Of Patience by Tertullian
Chapter IV.--Duty of Imitating Our Master Taught Us by Slaves Even by Beasts. Obedient Imitation is Founded on Patience.
Therefore, if we see all servants of probity and right feeling shaping their conduct suitably to the disposition of their lord; if, that is, the art of deserving favour is obedience, while the rule of obedience is a compliant subjection: how much more does it behove us to be found with a character in accordance with our Lord, -- servants as we are of the living God, whose judgment on His servants turns not on a fetter or a cap of freedom, but on an eternity either of penalty or of salvation; for the shunning of which severity or the courting of which liberality there needs a diligence in obedience as great as are the comminations themselves which the severity utters, or the promises which the liberality freely makes. And yet we exact obedience not from men only, who have the bond of their slavery under their chin, or in any other legal way are debtors to obedience, but even from cattle, even from brutes; understanding that they have been provided and delivered for our uses by the Lord. Shall, then, creatures which God makes subject to us be better than we in the discipline of obedience? Finally, (the creatures) which obey, acknowledge their masters. Do we hesitate to listen diligently to Him to whom alone we are subjected -- that is, the Lord? But how unjust is it, how ungrateful likewise, not to repay from yourself the same which, through the indulgence of your neighbour, you obtain from others, to him through whom you obtain it! Nor needs there more words on the exhibition of obedience due from us to the Lord God; for the acknowledgment of God understands what is incumbent on it. Lest, however, we seem to have inserted remarks on obedience as something irrelevant, (let us remember) that obedience itself is drawn from patience. Never does an impatient man render it, or a patient fail to find pleasure in it.

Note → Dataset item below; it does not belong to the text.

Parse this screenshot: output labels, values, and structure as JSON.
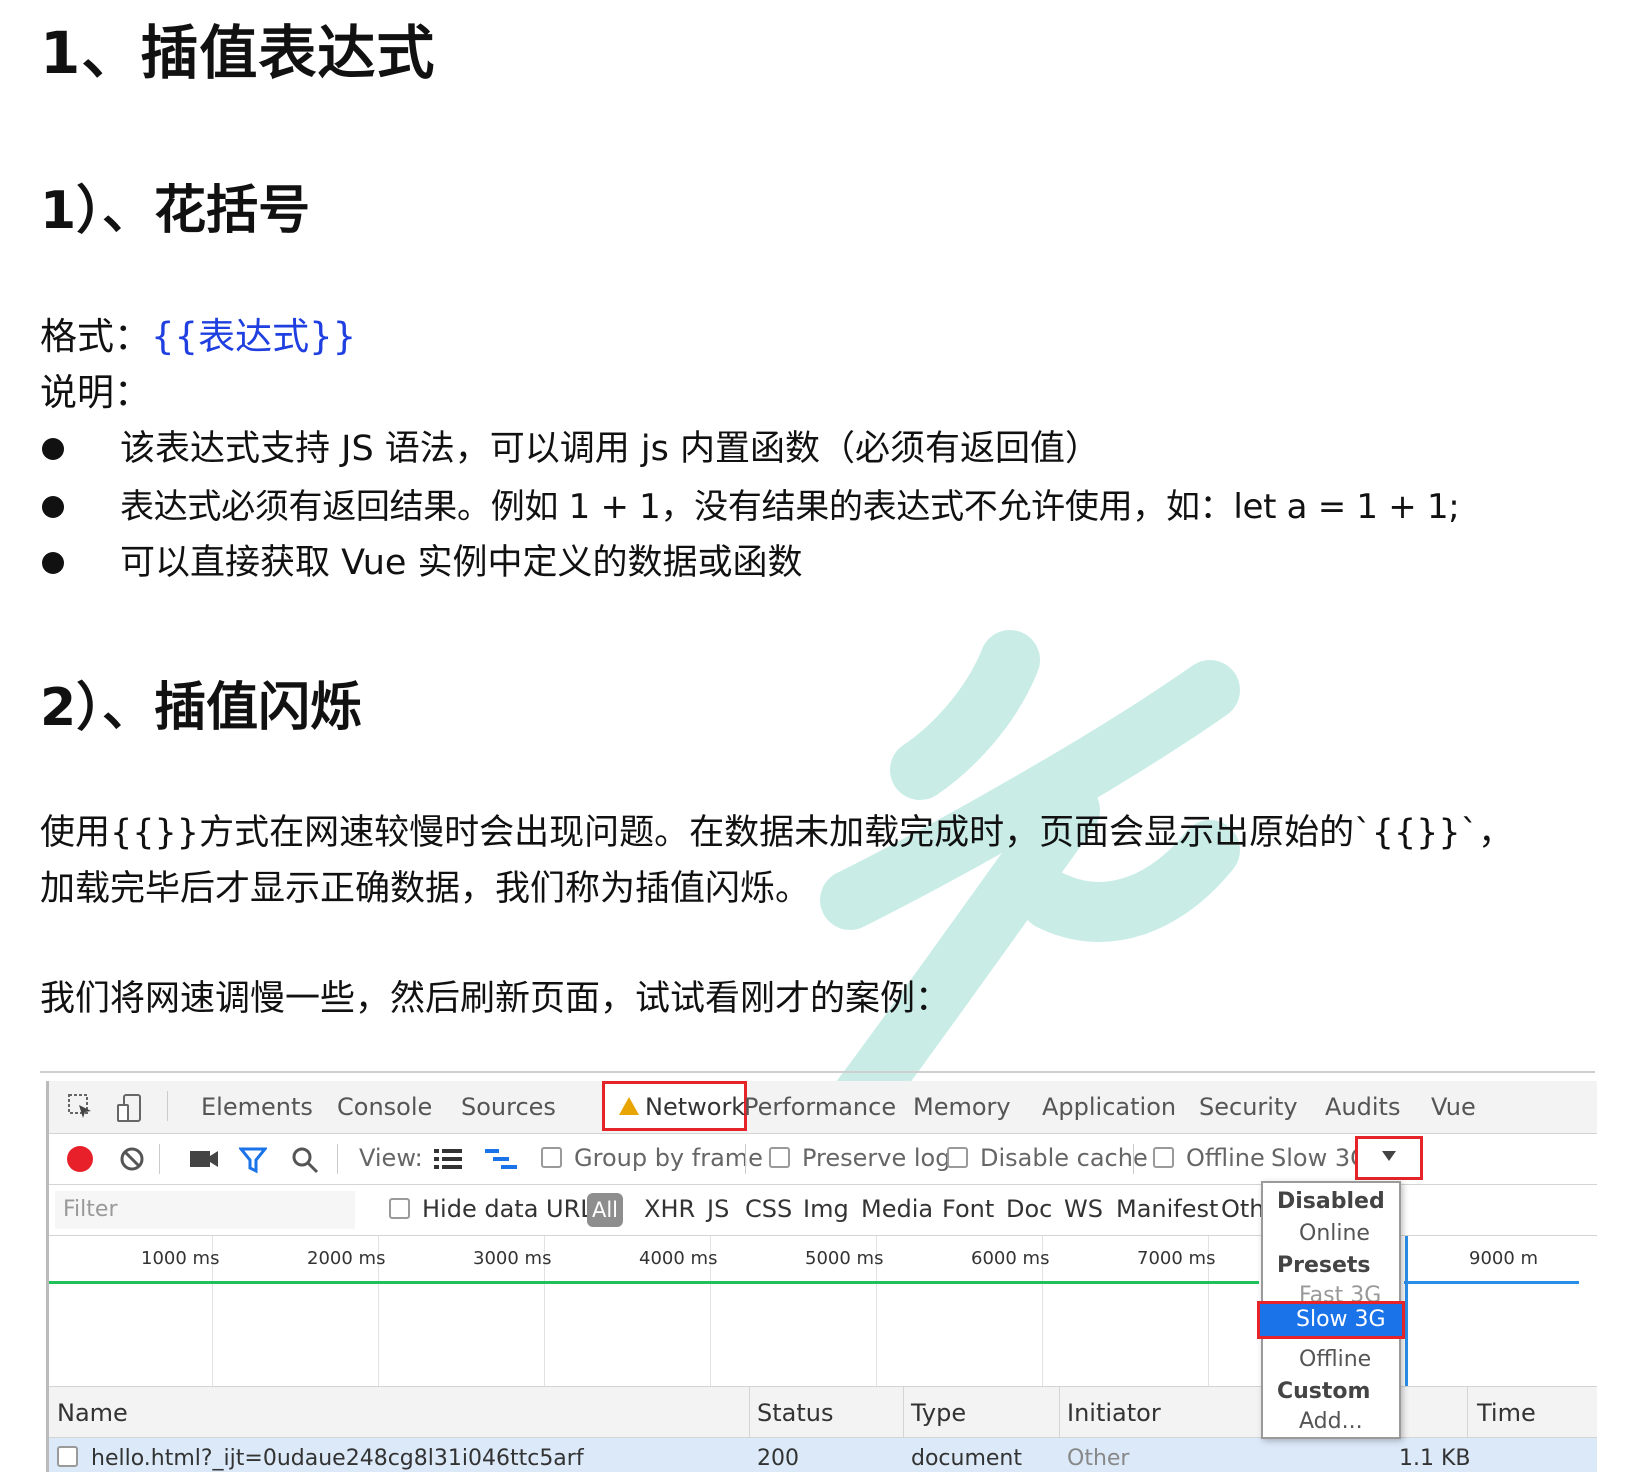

Who, then, could treat largely (enough) of the good of that patience which the Lord God, the Demonstrator and Acceptor of all good things, carried about in His own self? To whom, again, would it be doubtful that every good thing ought, because it pertains to God, to be earnestly pursued with the whole mind by such as pertain to God? By means of which (considerations) both commendation and exhortation on the subject of patience are briefly, and as it were in the compendium of a prescriptive rule, established.